Один оказался на моем, на нашем пути. Вот этот румяненький пенсионер, который ничего из римского периода своей биографии, конечно, не помнит...
А ты, ты сам все помнишь? Из своей биографии. Возле сажи да не измараться! Ну, вот нашел и объяснение. Это мы умеем, кто не умеет этого — находить себе оправдание? Для других — прокурор, для себя самого — адвокат. Да нет, не сотрешь: внутри это, глубоко, не дотянешься, руку с тряпочкой туда не засунешь. «Так говорила она или не говорила? Не виляй, директор, с нами шутки не шутят!» — «Не помню, не слышал». — «Другие слышали, а ему уши заложило! Зато у нас уши хорошие. И кстати уж: как насчет перманентной революции Троцкого?..» — «Это у нас семинар был: проработка книги товарища Сталина «Вопросы ленинизма». — «Знаем, кого вы прорабатывали. Ну, так еще раз спрашиваем. Сказано было: «Забрали дядю, всех хватают без разбора»? — «Нет, она не обобщала». — «Значит, все-таки говорила?» — «Не обобщала она». — «Но говорила, сказала?» — «Сказала, что взяли дядю, а больше ничего»...

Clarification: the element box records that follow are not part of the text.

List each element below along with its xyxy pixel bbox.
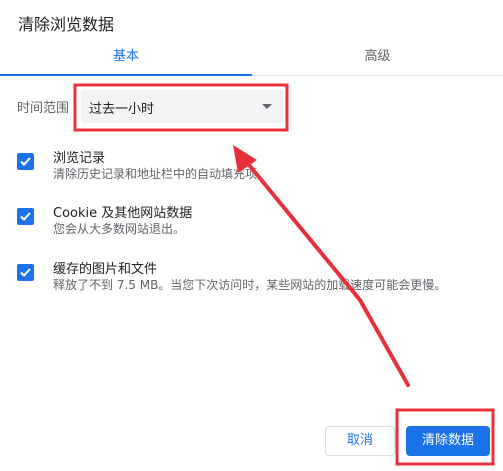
cached-files-checkbox[interactable] bbox=[17, 264, 34, 281]
browsing-history-checkbox[interactable] bbox=[17, 153, 34, 170]
time-range-label: 时间范围 bbox=[17, 101, 70, 116]
checkmark-icon bbox=[20, 212, 31, 221]
tab-basic[interactable]: 基本 bbox=[0, 44, 252, 75]
cookies-checkbox[interactable] bbox=[17, 208, 34, 225]
checkmark-icon bbox=[20, 268, 31, 277]
checkmark-icon bbox=[20, 157, 31, 166]
tab-advanced[interactable]: 高级 bbox=[252, 44, 503, 75]
tab-bar: 基本 高级 bbox=[0, 44, 503, 76]
dialog-title: 清除浏览数据 bbox=[18, 15, 115, 34]
option-cached-files: 缓存的图片和文件 释放了不到 7.5 MB。当您下次访问时，某些网站的加载速度可… bbox=[0, 256, 503, 304]
option-description: 清除历史记录和地址栏中的自动填充项。 bbox=[53, 167, 270, 181]
clear-data-button[interactable]: 清除数据 bbox=[406, 426, 490, 456]
option-browsing-history: 浏览记录 清除历史记录和地址栏中的自动填充项。 bbox=[0, 145, 503, 193]
option-title: Cookie 及其他网站数据 bbox=[53, 206, 193, 221]
chevron-down-icon bbox=[262, 104, 272, 109]
active-tab-indicator bbox=[0, 74, 252, 76]
time-range-select[interactable]: 过去一小时 bbox=[81, 90, 284, 123]
option-title: 缓存的图片和文件 bbox=[53, 262, 158, 277]
cancel-button[interactable]: 取消 bbox=[325, 426, 395, 456]
time-range-value: 过去一小时 bbox=[89, 102, 155, 117]
option-title: 浏览记录 bbox=[53, 151, 106, 166]
option-description: 释放了不到 7.5 MB。当您下次访问时，某些网站的加载速度可能会更慢。 bbox=[53, 278, 447, 292]
option-description: 您会从大多数网站退出。 bbox=[53, 222, 186, 236]
option-cookies: Cookie 及其他网站数据 您会从大多数网站退出。 bbox=[0, 200, 503, 248]
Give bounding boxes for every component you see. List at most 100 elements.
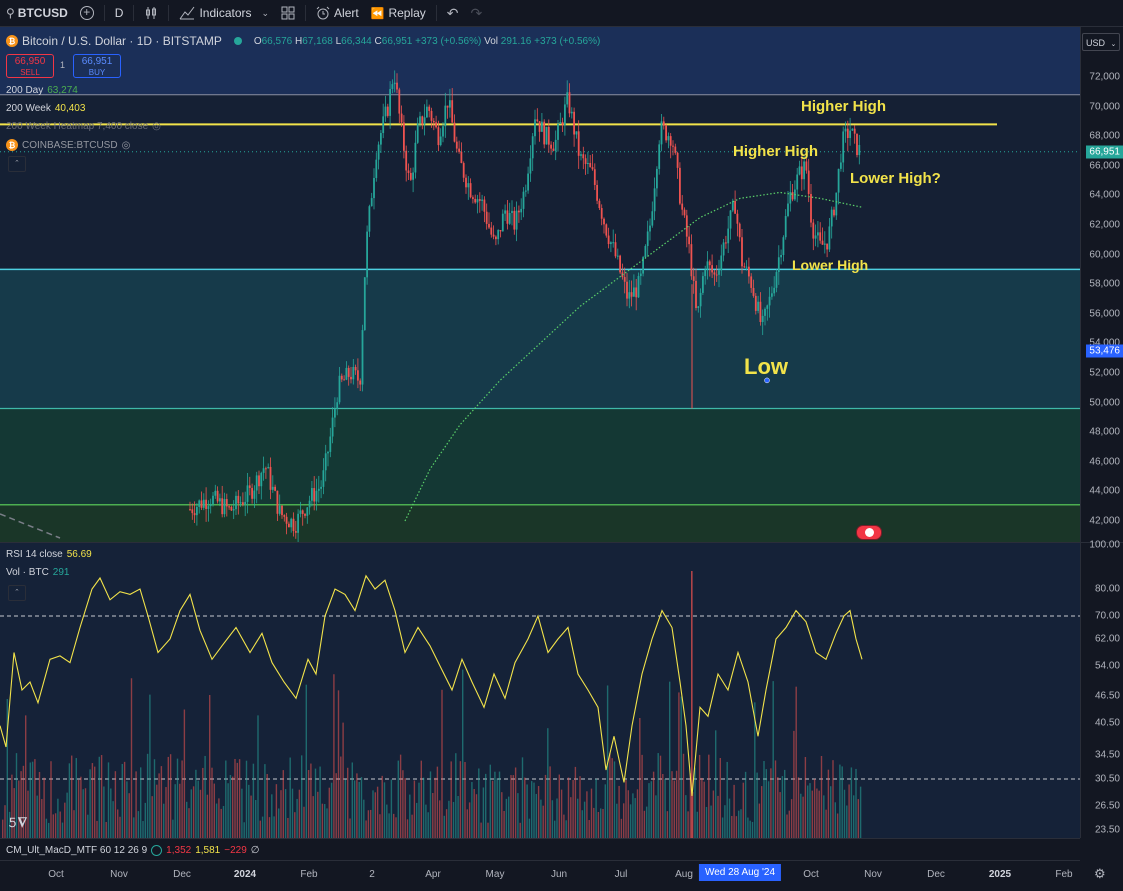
rsi-chart[interactable] bbox=[0, 543, 1080, 838]
volume-bar bbox=[652, 771, 655, 838]
price-tick-label: 50,000 bbox=[1089, 397, 1120, 409]
settings-gear-icon[interactable]: ⚙ bbox=[1094, 866, 1106, 882]
redo-button[interactable]: ↷ bbox=[465, 0, 489, 26]
buy-button[interactable]: 66,951 BUY bbox=[73, 54, 121, 78]
volume-bar bbox=[199, 789, 202, 838]
indicators-icon bbox=[180, 6, 195, 20]
volume-bar bbox=[250, 795, 252, 838]
volume-bar bbox=[367, 810, 370, 838]
undo-icon: ↶ bbox=[446, 4, 459, 21]
candle-body bbox=[623, 277, 626, 282]
price-tick-label: 64,000 bbox=[1089, 189, 1120, 201]
tradingview-logo-icon[interactable]: 𝟻 ∇ bbox=[8, 814, 27, 831]
candle-body bbox=[221, 498, 224, 515]
volume-bar bbox=[498, 771, 501, 838]
candle-body bbox=[704, 269, 707, 277]
candle-body bbox=[780, 254, 782, 258]
volume-legend[interactable]: Vol · BTC 291 bbox=[6, 567, 69, 578]
eye-off-icon: ◎ bbox=[121, 139, 131, 151]
price-chart-pane[interactable] bbox=[0, 27, 1080, 542]
flag-events-icon[interactable] bbox=[856, 525, 882, 540]
collapse-legend-button[interactable]: ˆ bbox=[8, 156, 26, 172]
candle-body bbox=[361, 330, 364, 385]
candle-body bbox=[826, 243, 828, 250]
volume-bar bbox=[356, 773, 358, 838]
volume-bar bbox=[213, 783, 215, 838]
candle-body bbox=[582, 154, 585, 159]
ma200-week-legend[interactable]: 200 Week 40,403 bbox=[6, 103, 85, 114]
compare-legend[interactable]: ₿ COINBASE:BTCUSD ◎ bbox=[6, 139, 130, 151]
volume-bar bbox=[119, 816, 121, 838]
symbol-search[interactable]: ⚲ BTCUSD bbox=[0, 0, 74, 26]
compare-button[interactable]: + bbox=[74, 0, 100, 26]
crosshair-price-tag: 53,476 bbox=[1086, 344, 1123, 358]
volume-bar bbox=[836, 813, 839, 838]
time-tick-label: Jun bbox=[550, 869, 568, 880]
volume-bar bbox=[597, 811, 600, 838]
volume-bar bbox=[57, 798, 59, 838]
currency-dropdown[interactable]: USD ⌄ bbox=[1082, 33, 1120, 51]
divider bbox=[168, 5, 170, 21]
alert-button[interactable]: Alert bbox=[310, 0, 365, 26]
volume-bar bbox=[763, 760, 765, 838]
volume-bar bbox=[192, 786, 195, 838]
macd-legend[interactable]: CM_Ult_MacD_MTF 60 12 26 9 1,352 1,581 −… bbox=[0, 838, 1080, 861]
price-chart[interactable] bbox=[0, 27, 1080, 542]
annotation-higher-high[interactable]: Higher High bbox=[801, 98, 886, 115]
volume-bar bbox=[227, 783, 229, 838]
candle-body bbox=[557, 124, 559, 140]
annotation-lower-high[interactable]: Lower High bbox=[792, 257, 868, 273]
candle-body bbox=[338, 375, 341, 403]
volume-bar bbox=[450, 761, 452, 838]
heatmap-legend[interactable]: 200 Week Heatmap 7,400 close ◎ bbox=[6, 121, 161, 132]
candle-body bbox=[764, 308, 766, 316]
candle-body bbox=[527, 173, 529, 191]
volume-bar bbox=[61, 822, 64, 838]
undo-button[interactable]: ↶ bbox=[441, 0, 465, 26]
volume-bar bbox=[770, 768, 772, 838]
volume-bar bbox=[823, 795, 825, 838]
rsi-axis[interactable]: 100.00 80.00 70.00 62.00 54.00 46.50 40.50 34.5… bbox=[1080, 540, 1123, 838]
candle-body bbox=[191, 509, 194, 514]
volume-bar bbox=[126, 781, 128, 838]
candle-body bbox=[759, 301, 762, 322]
volume-bar bbox=[307, 770, 310, 838]
replay-button[interactable]: ⏪ Replay bbox=[365, 0, 432, 26]
volume-bar bbox=[662, 774, 664, 838]
volume-bar bbox=[232, 776, 234, 838]
candle-body bbox=[465, 177, 467, 188]
sell-button[interactable]: 66,950 SELL bbox=[6, 54, 54, 78]
price-axis[interactable]: USD ⌄ 72,000 70,000 68,000 66,000 64,000 62,0… bbox=[1080, 27, 1123, 542]
volume-bar bbox=[508, 796, 510, 838]
candle-body bbox=[345, 367, 348, 380]
volume-bar bbox=[353, 780, 356, 838]
volume-bar bbox=[857, 799, 859, 838]
chart-type-button[interactable] bbox=[138, 0, 164, 26]
candle-body bbox=[849, 130, 851, 139]
rsi-volume-pane[interactable] bbox=[0, 543, 1080, 838]
volume-bar bbox=[427, 812, 429, 838]
candle-body bbox=[713, 272, 716, 275]
candle-body bbox=[575, 131, 578, 135]
annotation-low[interactable]: Low bbox=[744, 354, 788, 380]
annotation-higher-high[interactable]: Higher High bbox=[733, 143, 818, 160]
candle-body bbox=[384, 106, 387, 117]
rsi-legend[interactable]: RSI 14 close 56.69 bbox=[6, 549, 92, 560]
volume-bar bbox=[255, 800, 257, 838]
candle-body bbox=[458, 148, 460, 152]
volume-bar bbox=[305, 684, 307, 838]
time-axis[interactable]: Oct Nov Dec 2024 Feb 2 Apr May Jun Jul Aug Wed 28 A… bbox=[0, 860, 1080, 891]
candle-body bbox=[665, 125, 667, 141]
collapse-indicator-button[interactable]: ˆ bbox=[8, 585, 26, 601]
templates-button[interactable] bbox=[275, 0, 301, 26]
time-tick-label: Feb bbox=[300, 869, 318, 880]
volume-bar bbox=[397, 760, 399, 838]
volume-bar bbox=[439, 800, 441, 838]
candle-body bbox=[752, 287, 755, 296]
volume-bar bbox=[818, 790, 820, 838]
ma200-day-legend[interactable]: 200 Day 63,274 bbox=[6, 85, 78, 96]
indicators-button[interactable]: Indicators ⌄ bbox=[173, 0, 275, 26]
annotation-lower-high-question[interactable]: Lower High? bbox=[850, 170, 941, 187]
volume-bar bbox=[724, 805, 726, 838]
interval-button[interactable]: D bbox=[109, 0, 130, 26]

Что это Сергиенок фамилию мою выкрикивает? Запевать предлагает. С этого всегда начинаем, а иногда и кончаем на этом. Поговорят, похохочут и расходимся.
— Идем-ка лучше на веранду, Михаил Денисович, курнем, — говорит мне Слава и уходит вперед, тяжело и грузно.
На веранде людей больше стало. И высокая белая женщина с дорожной сумкой, которую я внизу видел, сюда поднялась. Откинув седую голову, рассматривает фотографии, наклеенные на фанерную «Доску почета».